Convention would have it that you often pay a premium to buy from a dealer. In return for the premium, you get the advice, knowledge and reassurance they can provide. However, as a recent experience shows, that’s not always the case.
A dealer that we’ve done business with previously approached us with two paintings by the artist Jules Turkas. Not familiar with his work, I repiled with “please send a photo.” The dealer sent a photo, but for whatever reason it never arrived. I assumed he never got around to sending it, and he assumed we were not interested. The dealer ended up selling the paintings to a third party.
A month or so went by and Hui discovered the paintings at James D. Julia auctions. Lots by this artist don’t come up often, so I assumed they were the same. I sent off a an email to the dealer and confirmed that fact. He appologized for the mis-communication and said he’d much rather have sold them to a retail customer.
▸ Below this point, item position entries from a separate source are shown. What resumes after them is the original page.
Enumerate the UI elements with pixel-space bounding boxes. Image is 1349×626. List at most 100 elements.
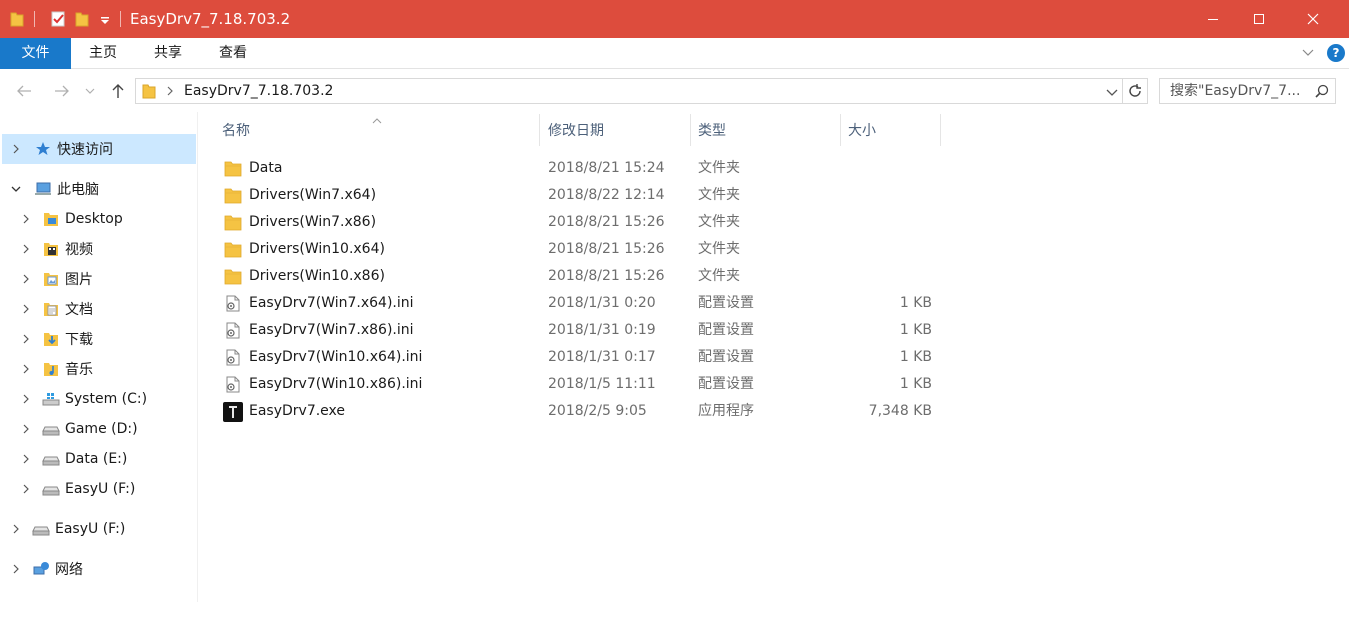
tab-file[interactable]: 文件 <box>0 38 71 69</box>
star-icon <box>34 141 52 157</box>
folder-icon <box>224 160 242 177</box>
file-row[interactable]: Drivers(Win7.x86) 2018/8/21 15:26 文件夹 <box>222 209 942 236</box>
chevron-right-icon[interactable] <box>20 273 32 285</box>
file-name: EasyDrv7(Win7.x86).ini <box>249 322 414 338</box>
drive-icon <box>32 521 50 537</box>
folder-icon <box>224 214 242 231</box>
search-input[interactable]: 搜索"EasyDrv7_7... <box>1170 79 1300 103</box>
chevron-right-icon[interactable] <box>20 393 32 405</box>
recent-locations-button[interactable] <box>82 79 98 103</box>
file-row[interactable]: EasyDrv7(Win7.x64).ini 2018/1/31 0:20 配置设置… <box>222 290 942 317</box>
nav-item-easyu-f-root[interactable]: EasyU (F:) <box>2 514 196 544</box>
nav-item-this-pc[interactable]: 此电脑 <box>2 174 196 204</box>
file-date: 2018/8/21 15:26 <box>548 268 665 284</box>
file-row[interactable]: EasyDrv7.exe 2018/2/5 9:05 应用程序 7,348 KB <box>222 398 942 425</box>
chevron-right-icon[interactable] <box>10 523 22 535</box>
chevron-right-icon[interactable] <box>20 303 32 315</box>
maximize-button[interactable] <box>1236 0 1282 38</box>
file-date: 2018/8/21 15:26 <box>548 214 665 230</box>
nav-item-documents[interactable]: 文档 <box>2 294 196 324</box>
nav-item-downloads[interactable]: 下载 <box>2 324 196 354</box>
back-button[interactable] <box>12 79 36 103</box>
nav-label: System (C:) <box>65 391 148 407</box>
ini-file-icon <box>224 322 242 339</box>
address-dropdown-icon[interactable] <box>1106 86 1118 102</box>
breadcrumb-chevron-icon[interactable] <box>166 85 174 101</box>
forward-button[interactable] <box>50 79 74 103</box>
file-size <box>848 182 932 209</box>
chevron-right-icon[interactable] <box>20 453 32 465</box>
breadcrumb[interactable]: EasyDrv7_7.18.703.2 <box>184 79 333 103</box>
file-size <box>848 263 932 290</box>
drive-icon <box>42 451 60 467</box>
file-row[interactable]: EasyDrv7(Win10.x64).ini 2018/1/31 0:17 配置设… <box>222 344 942 371</box>
ini-file-icon <box>224 349 242 366</box>
tab-share[interactable]: 共享 <box>148 38 188 69</box>
nav-item-videos[interactable]: 视频 <box>2 234 196 264</box>
chevron-right-icon[interactable] <box>10 143 22 155</box>
search-icon[interactable] <box>1315 84 1329 102</box>
music-folder-icon <box>42 361 60 377</box>
nav-item-network[interactable]: 网络 <box>2 554 196 584</box>
file-size: 1 KB <box>899 376 932 392</box>
chevron-right-icon[interactable] <box>20 333 32 345</box>
nav-item-easyu-f[interactable]: EasyU (F:) <box>2 474 196 504</box>
file-row[interactable]: EasyDrv7(Win7.x86).ini 2018/1/31 0:19 配置设置… <box>222 317 942 344</box>
chevron-right-icon[interactable] <box>20 213 32 225</box>
file-row[interactable]: Data 2018/8/21 15:24 文件夹 <box>222 155 942 182</box>
nav-item-quick-access[interactable]: 快速访问 <box>2 134 196 164</box>
drive-icon <box>42 421 60 437</box>
file-size: 1 KB <box>899 295 932 311</box>
chevron-right-icon[interactable] <box>20 243 32 255</box>
chevron-right-icon[interactable] <box>20 483 32 495</box>
nav-item-pictures[interactable]: 图片 <box>2 264 196 294</box>
video-folder-icon <box>42 241 60 257</box>
chevron-right-icon[interactable] <box>20 363 32 375</box>
file-date: 2018/1/31 0:20 <box>548 295 656 311</box>
network-icon <box>32 561 50 577</box>
file-row[interactable]: Drivers(Win10.x86) 2018/8/21 15:26 文件夹 <box>222 263 942 290</box>
file-type: 配置设置 <box>698 376 754 392</box>
expand-ribbon-icon[interactable] <box>1301 47 1315 63</box>
column-header-size[interactable]: 大小 <box>848 118 938 144</box>
nav-label: 下载 <box>65 332 93 348</box>
nav-item-desktop[interactable]: Desktop <box>2 204 196 234</box>
file-size <box>848 209 932 236</box>
exe-file-icon <box>223 402 243 422</box>
drive-icon <box>42 481 60 497</box>
file-row[interactable]: EasyDrv7(Win10.x86).ini 2018/1/5 11:11 配置设… <box>222 371 942 398</box>
chevron-right-icon[interactable] <box>20 423 32 435</box>
chevron-down-icon[interactable] <box>10 183 22 195</box>
column-header-name[interactable]: 名称 <box>222 118 532 144</box>
nav-item-music[interactable]: 音乐 <box>2 354 196 384</box>
customize-quick-access-icon[interactable] <box>100 14 110 30</box>
tab-view[interactable]: 查看 <box>213 38 253 69</box>
file-name: EasyDrv7(Win7.x64).ini <box>249 295 414 311</box>
properties-icon[interactable] <box>50 11 66 31</box>
nav-label: 网络 <box>55 562 83 578</box>
file-row[interactable]: Drivers(Win10.x64) 2018/8/21 15:26 文件夹 <box>222 236 942 263</box>
folder-icon <box>224 268 242 285</box>
nav-label: 音乐 <box>65 362 93 378</box>
file-name: Drivers(Win7.x86) <box>249 214 377 230</box>
help-button[interactable]: ? <box>1327 44 1345 62</box>
file-name: Drivers(Win10.x86) <box>249 268 385 284</box>
nav-item-system-c[interactable]: System (C:) <box>2 384 196 414</box>
search-box[interactable]: 搜索"EasyDrv7_7... <box>1159 78 1336 104</box>
nav-item-data-e[interactable]: Data (E:) <box>2 444 196 474</box>
chevron-right-icon[interactable] <box>10 563 22 575</box>
column-header-date[interactable]: 修改日期 <box>548 118 688 144</box>
up-button[interactable] <box>106 79 130 103</box>
nav-item-game-d[interactable]: Game (D:) <box>2 414 196 444</box>
close-button[interactable] <box>1290 0 1336 38</box>
minimize-button[interactable] <box>1190 0 1236 38</box>
new-folder-icon[interactable] <box>75 11 89 31</box>
tab-home[interactable]: 主页 <box>83 38 123 69</box>
file-row[interactable]: Drivers(Win7.x64) 2018/8/22 12:14 文件夹 <box>222 182 942 209</box>
address-bar[interactable]: EasyDrv7_7.18.703.2 <box>135 78 1123 104</box>
documents-folder-icon <box>42 301 60 317</box>
column-header-type[interactable]: 类型 <box>698 118 838 144</box>
status-area <box>0 602 1349 626</box>
ini-file-icon <box>224 376 242 393</box>
refresh-button[interactable] <box>1123 78 1148 104</box>
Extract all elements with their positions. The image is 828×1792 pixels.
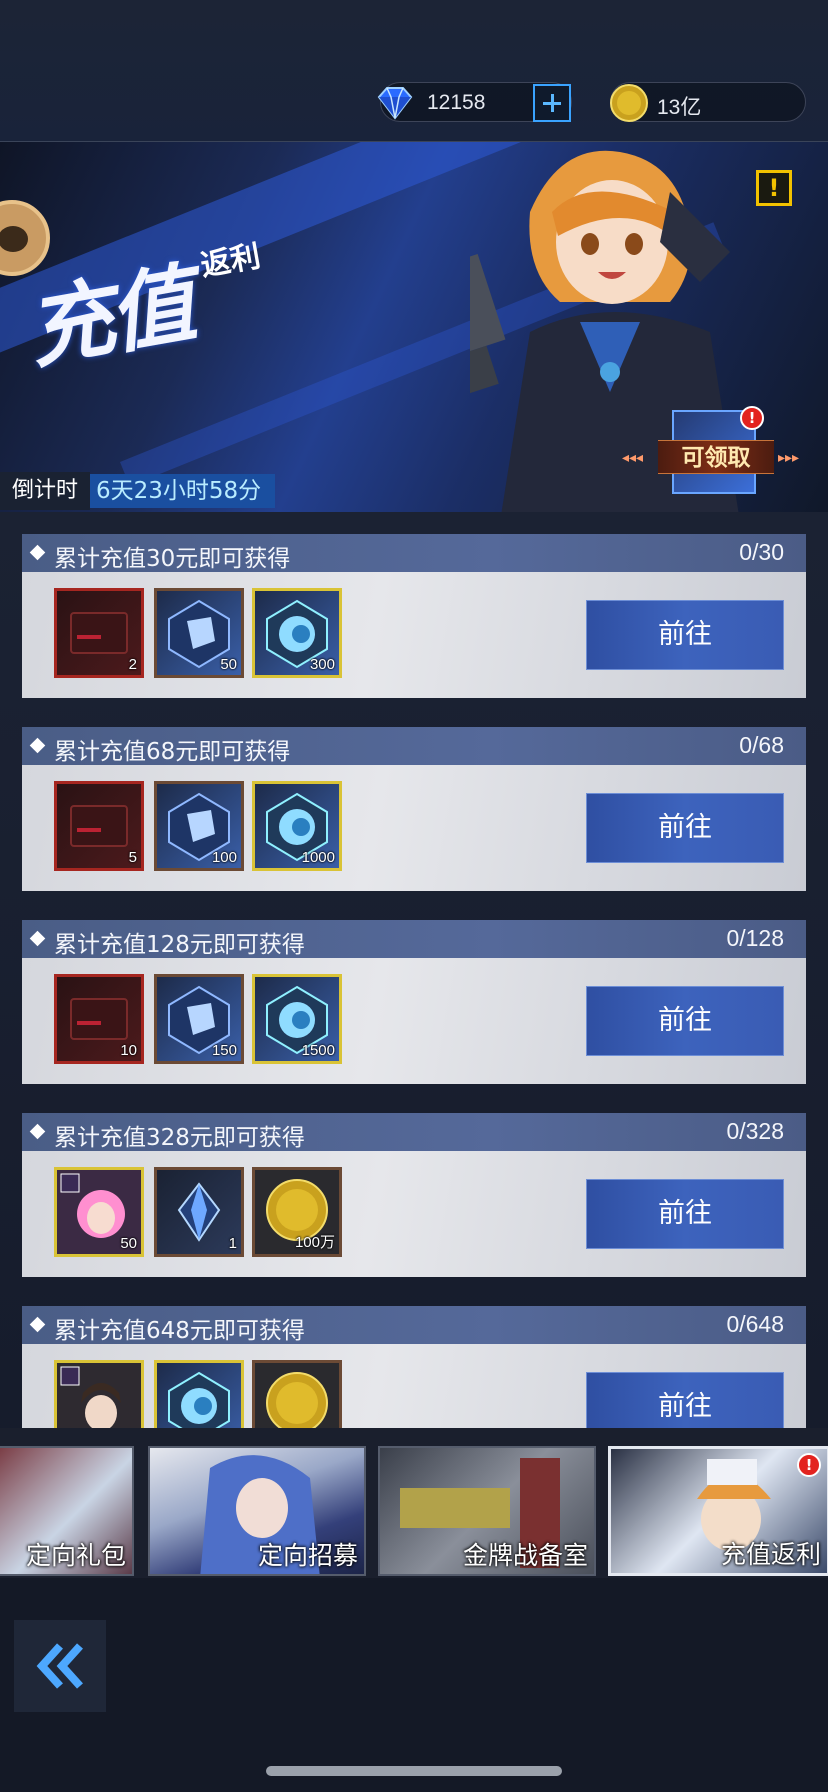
character-shard-icon[interactable]: 50 <box>54 1167 144 1257</box>
reward-tier-body: 5 100 1000 前往 <box>22 765 806 891</box>
item-quantity: 1 <box>228 1235 237 1252</box>
currency-bar: 12158 13亿 <box>0 0 828 142</box>
item-quantity: 50 <box>120 1235 137 1252</box>
reward-tier-header: 累计充值648元即可获得 0/648 <box>22 1306 806 1344</box>
blue-crystal-icon[interactable]: 150 <box>154 974 244 1064</box>
diamond-balance: 12158 <box>377 82 572 122</box>
double-chevron-left-icon <box>36 1643 83 1689</box>
tab-label: 金牌战备室 <box>462 1541 588 1570</box>
diamond-bullet-icon <box>29 1123 46 1140</box>
red-card-icon[interactable]: 10 <box>54 974 144 1064</box>
gold-balance: 13亿 <box>610 82 806 122</box>
character-shard-icon[interactable] <box>54 1360 144 1428</box>
go-button[interactable]: 前往 <box>586 1372 784 1428</box>
arrow-right-icon: ▸▸▸ <box>778 450 800 466</box>
item-quantity: 1000 <box>301 849 335 866</box>
countdown-label: 倒计时 <box>0 472 91 510</box>
tab-label: 定向礼包 <box>25 1541 126 1570</box>
event-banner: 充值 返利 ! ◂◂◂ 可领取 ▸▸▸ ! 倒计时 6天23小时58分 <box>0 142 828 512</box>
banner-title: 充值 <box>20 254 199 382</box>
blue-crystal-icon[interactable]: 50 <box>154 588 244 678</box>
diamond-bullet-icon <box>29 1316 46 1333</box>
item-quantity: 100 <box>211 849 237 866</box>
dark-crystal-icon[interactable]: 1 <box>154 1167 244 1257</box>
countdown-value: 6天23小时58分 <box>90 474 276 508</box>
tab-label: 定向招募 <box>257 1541 358 1570</box>
reward-tier-header: 累计充值30元即可获得 0/30 <box>22 534 806 572</box>
item-quantity: 100万 <box>294 1234 335 1251</box>
reward-tier-body: 2 50 300 前往 <box>22 572 806 698</box>
footer <box>0 1578 828 1792</box>
reward-tier-header: 累计充值128元即可获得 0/128 <box>22 920 806 958</box>
reward-tier-progress: 0/648 <box>726 1311 784 1337</box>
reward-tier-card: 累计充值648元即可获得 0/648 前往 <box>22 1306 806 1428</box>
tab-targeted-gift-pack[interactable]: 定向礼包 <box>0 1446 134 1576</box>
gem-orb-icon[interactable]: 1000 <box>252 781 342 871</box>
item-quantity: 2 <box>128 656 137 673</box>
claimable-label: 可领取 <box>658 440 774 474</box>
diamond-bullet-icon <box>29 544 46 561</box>
reward-tier-progress: 0/30 <box>739 539 784 565</box>
gold-coin-icon[interactable] <box>252 1360 342 1428</box>
reward-list[interactable]: 累计充值30元即可获得 0/30 2 50 300 前往 累计充值68元即可获得… <box>0 512 828 1428</box>
reward-tier-title: 累计充值30元即可获得 <box>54 546 291 572</box>
red-card-icon[interactable]: 5 <box>54 781 144 871</box>
reward-tier-title: 累计充值68元即可获得 <box>54 739 291 765</box>
diamond-bullet-icon <box>29 737 46 754</box>
notification-dot: ! <box>797 1453 821 1477</box>
item-quantity: 300 <box>309 656 335 673</box>
diamond-amount: 12158 <box>427 91 486 114</box>
notification-dot: ! <box>740 406 764 430</box>
add-diamond-button[interactable] <box>533 84 571 122</box>
banner-subtitle: 返利 <box>198 239 264 284</box>
info-alert-button[interactable]: ! <box>756 170 792 206</box>
gold-amount: 13亿 <box>657 96 702 119</box>
reward-tier-card: 累计充值328元即可获得 0/328 50 1 100万 前往 <box>22 1113 806 1277</box>
tab-recharge-rebate[interactable]: ! 充值返利 <box>608 1446 828 1576</box>
gold-coin-icon[interactable]: 100万 <box>252 1167 342 1257</box>
diamond-bullet-icon <box>29 930 46 947</box>
gem-orb-icon[interactable]: 300 <box>252 588 342 678</box>
reward-tier-progress: 0/68 <box>739 732 784 758</box>
go-button[interactable]: 前往 <box>586 600 784 670</box>
reward-tier-body: 前往 <box>22 1344 806 1428</box>
claimable-badge[interactable]: ◂◂◂ 可领取 ▸▸▸ ! <box>622 406 818 494</box>
go-button[interactable]: 前往 <box>586 986 784 1056</box>
reward-tier-header: 累计充值328元即可获得 0/328 <box>22 1113 806 1151</box>
reward-tier-title: 累计充值328元即可获得 <box>54 1125 305 1151</box>
red-card-icon[interactable]: 2 <box>54 588 144 678</box>
home-indicator[interactable] <box>266 1766 562 1776</box>
event-tab-bar: 定向礼包 定向招募 金牌战备室 ! 充值返利 <box>0 1428 828 1578</box>
countdown: 倒计时 6天23小时58分 <box>0 472 276 510</box>
item-quantity: 1500 <box>301 1042 335 1059</box>
gold-coin-icon <box>610 84 648 122</box>
gem-orb-icon[interactable]: 1500 <box>252 974 342 1064</box>
reward-tier-card: 累计充值128元即可获得 0/128 10 150 1500 前往 <box>22 920 806 1084</box>
reward-tier-card: 累计充值30元即可获得 0/30 2 50 300 前往 <box>22 534 806 698</box>
reward-tier-header: 累计充值68元即可获得 0/68 <box>22 727 806 765</box>
arrow-left-icon: ◂◂◂ <box>622 450 644 466</box>
item-quantity: 5 <box>128 849 137 866</box>
tab-label: 充值返利 <box>720 1540 821 1569</box>
reward-tier-card: 累计充值68元即可获得 0/68 5 100 1000 前往 <box>22 727 806 891</box>
blue-crystal-icon[interactable]: 100 <box>154 781 244 871</box>
back-button[interactable] <box>14 1620 106 1712</box>
tab-gold-armory[interactable]: 金牌战备室 <box>378 1446 596 1576</box>
item-quantity: 150 <box>211 1042 237 1059</box>
item-quantity: 50 <box>220 656 237 673</box>
diamond-icon <box>377 87 413 120</box>
tab-targeted-recruit[interactable]: 定向招募 <box>148 1446 366 1576</box>
reward-tier-title: 累计充值128元即可获得 <box>54 932 305 958</box>
gem-orb-icon[interactable] <box>154 1360 244 1428</box>
item-quantity: 10 <box>120 1042 137 1059</box>
go-button[interactable]: 前往 <box>586 1179 784 1249</box>
go-button[interactable]: 前往 <box>586 793 784 863</box>
reward-tier-progress: 0/128 <box>726 925 784 951</box>
reward-tier-title: 累计充值648元即可获得 <box>54 1318 305 1344</box>
reward-tier-body: 10 150 1500 前往 <box>22 958 806 1084</box>
reward-tier-body: 50 1 100万 前往 <box>22 1151 806 1277</box>
reward-tier-progress: 0/328 <box>726 1118 784 1144</box>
The paintings went up for auction today, and together went for about 50 percent more, not including premium or shipping, than the unnegotiated price offered to us. (Interestingly the one I liked the least sold for the most). If they were bought by another dealer, I have little doubt that the price will again be doubled. A lost opportunity for sure!
If you want good deals on paintings or furniture, yes, learn to look on your own in shops and at auctions, but also get to know dealers. Sometimes there is a premium to be paid, but they’d also like to provide good value to their customers.